L’ambition olympique : 1,4 milliard d’euros pour une Seine « baignable »

L’idée de se baigner librement dans la Seine relève d’un vieux rêve parisien, interdit depuis 1923 en raison de la pollution bactérienne du fleuve. Déjà en 1988, Jacques Chirac – alors candidat à la mairie de Paris – promettait d’aller s’y baigner sous trois ans pour prouver que le fleuve serait redevenu propre. La promesse est restée lettre morte, la Seine demeurant trop souillée par les déjections et les rejets urbains. Il a fallu attendre l’opportunité des Jeux olympiques de 2024 pour relancer ce pari audacieux. Dans le dossier de candidature de Paris, la perspective d’organiser les épreuves de triathlon et de natation en eau libre « au pied de la tour Eiffel » a fait sensation.
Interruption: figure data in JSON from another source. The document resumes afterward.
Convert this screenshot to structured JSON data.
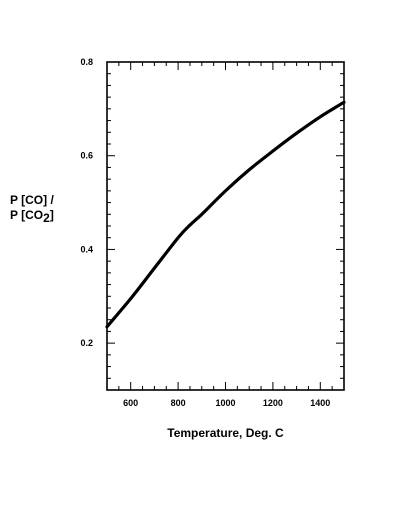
{
  "chart_data": {
    "type": "line",
    "xlabel": "Temperature, Deg. C",
    "ylabel_line1": "P [CO] /",
    "ylabel_line2_main": "P [CO",
    "ylabel_line2_sub": "2",
    "ylabel_line2_end": "]",
    "xlim": [
      500,
      1500
    ],
    "ylim": [
      0.1,
      0.8
    ],
    "x_ticks": [
      600,
      800,
      1000,
      1200,
      1400
    ],
    "y_ticks": [
      0.2,
      0.4,
      0.6,
      0.8
    ],
    "x_tick_labels": [
      "600",
      "800",
      "1000",
      "1200",
      "1400"
    ],
    "y_tick_labels": [
      "0.2",
      "0.4",
      "0.6",
      "0.8"
    ],
    "grid": false,
    "line_color": "#000000",
    "series": [
      {
        "x": [
          500,
          600,
          700,
          800,
          850,
          900,
          1000,
          1100,
          1200,
          1300,
          1400,
          1500
        ],
        "y": [
          0.235,
          0.295,
          0.36,
          0.425,
          0.452,
          0.475,
          0.525,
          0.57,
          0.61,
          0.648,
          0.683,
          0.714
        ]
      }
    ]
  }
}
Le projet a reçu le feu vert du Comité international olympique, obligeant les pouvoirs publics à s’atteler à un chantier gigantesque : dépolluer la Seine afin d’y accueillir les nageurs olympiques en été 2024, puis d’ouvrir la baignade au public dès 2025.

Pour réaliser cet objectif dans des délais contraints, l’État, la Ville de Paris et la Métropole du Grand Paris ont mobilisé des moyens exceptionnels. Un « Plan Qualité de l’Eau et Baignade » évalué à environ 1,4 milliard d’euros a été lancé. La moitié du budget est apportée par l’État via l’Agence de l’eau Seine-Normandie (environ 700 millions d’euros). Ce plan d’assainissement d’ampleur concerne non seulement la Seine dans Paris intra-muros, mais aussi son principal affluent la Marne en amont. Il ne s’agit pas simplement de créer des piscines pour baigneurs urbains : il faut améliorer durablement la qualité de l’eau du fleuve, ce qui implique de vastes travaux d’infrastructure. Concrètement, les actions se déclinent en « quatre axes » selon les autorités : renforcer le traitement des eaux usées, mieux gérer les eaux pluviales (surtout en cas d’orage), raccorder les bateaux-péniches au tout-à-l’égout et corriger les branchements domestiques défectueux de dizaines de milliers d’habitations. En clair, il faut empêcher que des matières fécales ou effluents bruts ne finissent dans la Seine et la Marne.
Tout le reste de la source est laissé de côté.